To know best how to witness to Catholics, it is good to know some of the things that make Catholics resistant to the idea of being “born again.”

Catholics are indoctrinated from an early age, and a barrier to biblical truth is carefully erected in their minds. Catholics are taught that everything that comes from Rome takes precedence over the Bible. “If the Pope says it, it must be true” is a cultivated mindset. Unfortunately, Catholics are not taught to think for themselves, and many do not know why they believe what they do. Many Catholics have no concept of what is written in the Bible, other than the two or three passages that are read during Mass.

Also, human nature being what it is, any threat to one’s belief system is automatically resisted. Apologetic confrontation tends to make Catholics defensive and to put up walls. To directly attack the apostasy of Catholic teaching is the wrong way; Catholics have been told to expect this from “Protestants,” so most of them are prepared for confrontation or simply cut off communication. Therefore, generally speaking, confronting a Catholic friend with the unbiblical doctrines of his church is self-defeating. It is usually better to gently point him to Scripture and its authority as God’s Word. Never underestimate the power of God’s Word to change a person’s heart (Hebrews 4:12).

The simplicity of the gospel is what will speak to Catholics the most. That’s the “key” in witnessing to them. In many ways, the Catholic Church insulates people from God, who can only be approached through priests and saints, and then only with the proper prayers, penance, and piety. The Bible teaches us “the simplicity and purity of devotion to Christ” (2 Corinthians 11:3, NASB). Jesus extends the invitation to all: “Let the one who wishes take the free gift of the water of life” (Revelation 22:17). “Whoever has the Son has life” (1 John 5:12). Such simplicity appeals to those laboring under a merit-based system of religious works.

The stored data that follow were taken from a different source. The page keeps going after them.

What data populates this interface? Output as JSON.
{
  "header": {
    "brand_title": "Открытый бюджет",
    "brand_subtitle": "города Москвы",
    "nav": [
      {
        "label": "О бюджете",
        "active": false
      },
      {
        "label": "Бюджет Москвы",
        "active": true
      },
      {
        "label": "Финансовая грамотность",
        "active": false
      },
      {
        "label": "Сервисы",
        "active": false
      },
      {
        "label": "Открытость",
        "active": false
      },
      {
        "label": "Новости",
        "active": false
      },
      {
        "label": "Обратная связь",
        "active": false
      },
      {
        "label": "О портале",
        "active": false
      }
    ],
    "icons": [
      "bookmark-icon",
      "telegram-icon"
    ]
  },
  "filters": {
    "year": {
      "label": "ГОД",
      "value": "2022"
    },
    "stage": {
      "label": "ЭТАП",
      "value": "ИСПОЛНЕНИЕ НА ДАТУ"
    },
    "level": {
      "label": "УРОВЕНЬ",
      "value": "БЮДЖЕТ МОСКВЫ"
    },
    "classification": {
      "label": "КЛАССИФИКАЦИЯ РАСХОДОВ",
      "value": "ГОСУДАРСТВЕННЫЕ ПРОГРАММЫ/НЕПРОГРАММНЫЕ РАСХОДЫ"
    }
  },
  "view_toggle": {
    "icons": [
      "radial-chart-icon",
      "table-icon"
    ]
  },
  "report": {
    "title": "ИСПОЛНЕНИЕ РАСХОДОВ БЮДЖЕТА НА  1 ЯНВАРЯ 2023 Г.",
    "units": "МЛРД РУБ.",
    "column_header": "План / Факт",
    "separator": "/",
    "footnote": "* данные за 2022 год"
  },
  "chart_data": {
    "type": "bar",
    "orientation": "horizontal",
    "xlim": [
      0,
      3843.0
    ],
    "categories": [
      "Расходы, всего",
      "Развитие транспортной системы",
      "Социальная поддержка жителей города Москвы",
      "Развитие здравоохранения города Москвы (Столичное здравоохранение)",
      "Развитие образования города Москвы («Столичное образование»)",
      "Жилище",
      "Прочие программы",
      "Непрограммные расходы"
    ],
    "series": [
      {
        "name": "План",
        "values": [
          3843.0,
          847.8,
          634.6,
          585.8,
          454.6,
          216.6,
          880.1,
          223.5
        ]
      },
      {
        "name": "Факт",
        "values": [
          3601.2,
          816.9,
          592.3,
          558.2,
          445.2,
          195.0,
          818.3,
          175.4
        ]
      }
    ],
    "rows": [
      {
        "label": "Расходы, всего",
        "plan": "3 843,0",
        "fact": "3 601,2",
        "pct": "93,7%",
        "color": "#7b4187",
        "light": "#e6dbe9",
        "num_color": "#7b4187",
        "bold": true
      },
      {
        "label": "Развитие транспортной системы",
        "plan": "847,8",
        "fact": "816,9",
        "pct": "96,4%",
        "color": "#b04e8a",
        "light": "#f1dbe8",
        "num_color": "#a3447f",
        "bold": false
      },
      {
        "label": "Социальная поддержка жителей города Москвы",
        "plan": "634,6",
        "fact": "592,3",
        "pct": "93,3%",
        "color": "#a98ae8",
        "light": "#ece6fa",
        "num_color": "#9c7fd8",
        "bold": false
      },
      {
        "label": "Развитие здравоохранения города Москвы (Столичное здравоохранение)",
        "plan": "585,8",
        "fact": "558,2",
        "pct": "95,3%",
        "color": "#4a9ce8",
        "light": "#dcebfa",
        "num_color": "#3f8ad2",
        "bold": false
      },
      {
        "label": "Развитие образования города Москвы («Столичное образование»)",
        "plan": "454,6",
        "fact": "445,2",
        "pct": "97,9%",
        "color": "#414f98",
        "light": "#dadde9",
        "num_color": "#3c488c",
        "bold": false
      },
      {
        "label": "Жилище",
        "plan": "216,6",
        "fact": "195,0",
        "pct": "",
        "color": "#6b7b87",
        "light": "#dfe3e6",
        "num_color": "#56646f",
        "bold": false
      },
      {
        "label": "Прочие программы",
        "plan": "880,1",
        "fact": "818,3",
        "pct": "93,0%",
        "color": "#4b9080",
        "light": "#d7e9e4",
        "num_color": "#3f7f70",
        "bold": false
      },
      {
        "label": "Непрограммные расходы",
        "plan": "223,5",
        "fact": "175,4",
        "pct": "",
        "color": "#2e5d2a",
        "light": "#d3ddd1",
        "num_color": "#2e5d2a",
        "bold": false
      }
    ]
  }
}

Reaching the heart of a Catholic is a gradual process. The armor he wears must be chinked, piece by piece, as doubts arise in his mind about what he has been taught. The idea is to “draw him out” and cause him to ask questions about his own faith. Catholics have to be “spiritually thirsty” in order to search for valid answers. When their questions arise, we want to be in a position to answer them from the Bible. It’s easy to simply condemn what someone believes, but that can easily lead to a lost opportunity for further witness. A Catholic must see the truth for himself.

Of course, it goes without saying that we who witness to Catholics must be in the Word and “prayed up.” We must be compassionate, not antagonistic, and we must let the Holy Spirit guide us. Our prayer should be along these lines: “Lord, You know the heart and the motives of this person. Give me the words she needs to hear.”

As an encouragement, here is a testimony from a former Catholic: “I recall what ministered to me was first hearing the Word several times and then the awesome realization that I could know the Lord personally. For me, all the other Catholic doctrines that were wrong fell away gradually after I was born again and continued to read the Word.”[1]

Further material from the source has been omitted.